In the last post, we have seen how to reject rows using tFileInputDelimited component. The rows got rejected because the records were not the valid records. Talend provides some additional component for the stricter validation. In this post, we will see how to reject rows if it doesn't fulfill the schema criteria. You can use this method to add one more layer of validation.
Requirement
Check for the input records and reject the rows if it doesn't satisfy the schema criteria.Steps For Job Processing :
First, let's have a look at the input file. I am highlighting some of the incorrect records and these records should get rejected.Before strictly checking for the schema compliance, let's use our old method of rejecting records using the input (tFileInputDelimited) component only. I have defined the schema as per the below screenshot to read the input file. The process is same as we did in the last post.

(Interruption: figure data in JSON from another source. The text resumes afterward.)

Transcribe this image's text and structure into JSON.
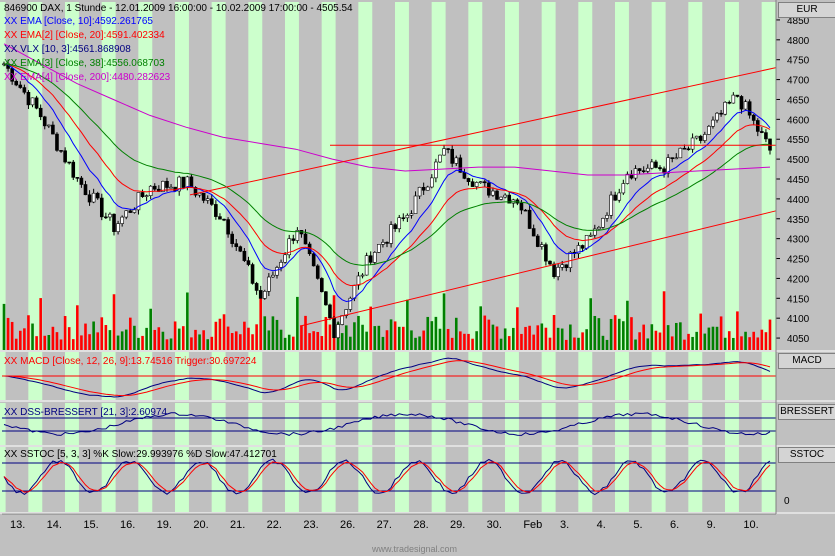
{
  "header": {
    "instrument": "846900 DAX, 1 Stunde - 12.01.2009 16:00:00 - 10.02.2009 17:00:00 - 4505.54",
    "currency": "EUR"
  },
  "legend": {
    "ema10": "XX EMA [Close, 10]:4592.261765",
    "ema20": "XX EMA[2] [Close, 20]:4591.402334",
    "vlx": "XX VLX [10, 3]:4561.868908",
    "ema38": "XX EMA[3] [Close, 38]:4556.068703",
    "ema200": "XX EMA[4] [Close, 200]:4480.282623"
  },
  "panels": {
    "macd": {
      "legend": "XX MACD [Close, 12, 26, 9]:13.74516 Trigger:30.697224",
      "axis_label": "MACD"
    },
    "dss": {
      "legend": "XX DSS-BRESSERT [21, 3]:2.60974",
      "axis_label": "BRESSERT"
    },
    "sstoc": {
      "legend": "XX SSTOC [5, 3, 3] %K Slow:29.993976 %D Slow:47.412701",
      "axis_label": "SSTOC",
      "tick": "0"
    }
  },
  "watermark": "www.tradesignal.com",
  "colors": {
    "ema10": "#0000ff",
    "ema20": "#ff0000",
    "vlx": "#000080",
    "ema38": "#008000",
    "ema200": "#cc00cc",
    "volume_up": "#008000",
    "volume_down": "#ff0000",
    "stripe": "#ccffcc",
    "trend": "#ff0000"
  },
  "chart_data": {
    "type": "candlestick",
    "y_ticks": [
      "4850",
      "4800",
      "4750",
      "4700",
      "4650",
      "4600",
      "4550",
      "4500",
      "4450",
      "4400",
      "4350",
      "4300",
      "4250",
      "4200",
      "4150",
      "4100",
      "4050"
    ],
    "ylim": [
      4020,
      4880
    ],
    "x_ticks": [
      "13.",
      "14.",
      "15.",
      "16.",
      "19.",
      "20.",
      "21.",
      "22.",
      "23.",
      "26.",
      "27.",
      "28.",
      "29.",
      "30.",
      "Feb",
      "3.",
      "4.",
      "5.",
      "6.",
      "9.",
      "10."
    ],
    "close_key_points": [
      {
        "day": "12.",
        "close": 4740
      },
      {
        "day": "13.",
        "close": 4610
      },
      {
        "day": "14.",
        "close": 4450
      },
      {
        "day": "15.",
        "close": 4330
      },
      {
        "day": "16.",
        "close": 4430
      },
      {
        "day": "19.",
        "close": 4440
      },
      {
        "day": "20.",
        "close": 4350
      },
      {
        "day": "21.",
        "close": 4150
      },
      {
        "day": "22.",
        "close": 4330
      },
      {
        "day": "23.",
        "close": 4070
      },
      {
        "day": "26.",
        "close": 4260
      },
      {
        "day": "27.",
        "close": 4360
      },
      {
        "day": "28.",
        "close": 4520
      },
      {
        "day": "29.",
        "close": 4430
      },
      {
        "day": "30.",
        "close": 4400
      },
      {
        "day": "Feb",
        "close": 4220
      },
      {
        "day": "3.",
        "close": 4300
      },
      {
        "day": "4.",
        "close": 4470
      },
      {
        "day": "5.",
        "close": 4480
      },
      {
        "day": "6.",
        "close": 4550
      },
      {
        "day": "9.",
        "close": 4660
      },
      {
        "day": "10.",
        "close": 4505
      }
    ],
    "horizontal_line": 4535,
    "ema200_points": [
      4790,
      4740,
      4690,
      4650,
      4610,
      4580,
      4555,
      4540,
      4525,
      4500,
      4480,
      4470,
      4475,
      4480,
      4480,
      4470,
      4460,
      4460,
      4465,
      4470,
      4475,
      4480
    ]
  }
}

Now, let's just run the Job and check for the output. The tFileInputDelimited component rejected 2 rows. The records are correctly rejected as these are not fulfilling the schema criteria. But, I still haven't got the record which I have highlighted in the above mentioned input file screenshot. As per the schema restriction, the record length is of 50 characters but the tFileInputDelimited reject row is not able to capture it.
To get those records are out, we need to apply an extra layer of validation. And Talend provides a component for this: tSchemaComplianceCheck. It's a very useful component for ensuring that the data passing downstream is correct with respect to the defined schema. The Job design would be as per the below screenshot after adding tSchemaComplianceCheck component :
The next step is to configure this component. We have 3 modes for the schema checking. We can check schema for all columns or pick specific columns using Custom Defined options. To get the log of this content, I have just connected tSchemaComplianceCheck with the tLogRow. The log will come with the errCode. The description of the error code is shown as per the below screenshot :
Let's check the output now..
We get the error code as 8 with the message Exceed max length in the tSchemaComplianceCheck log.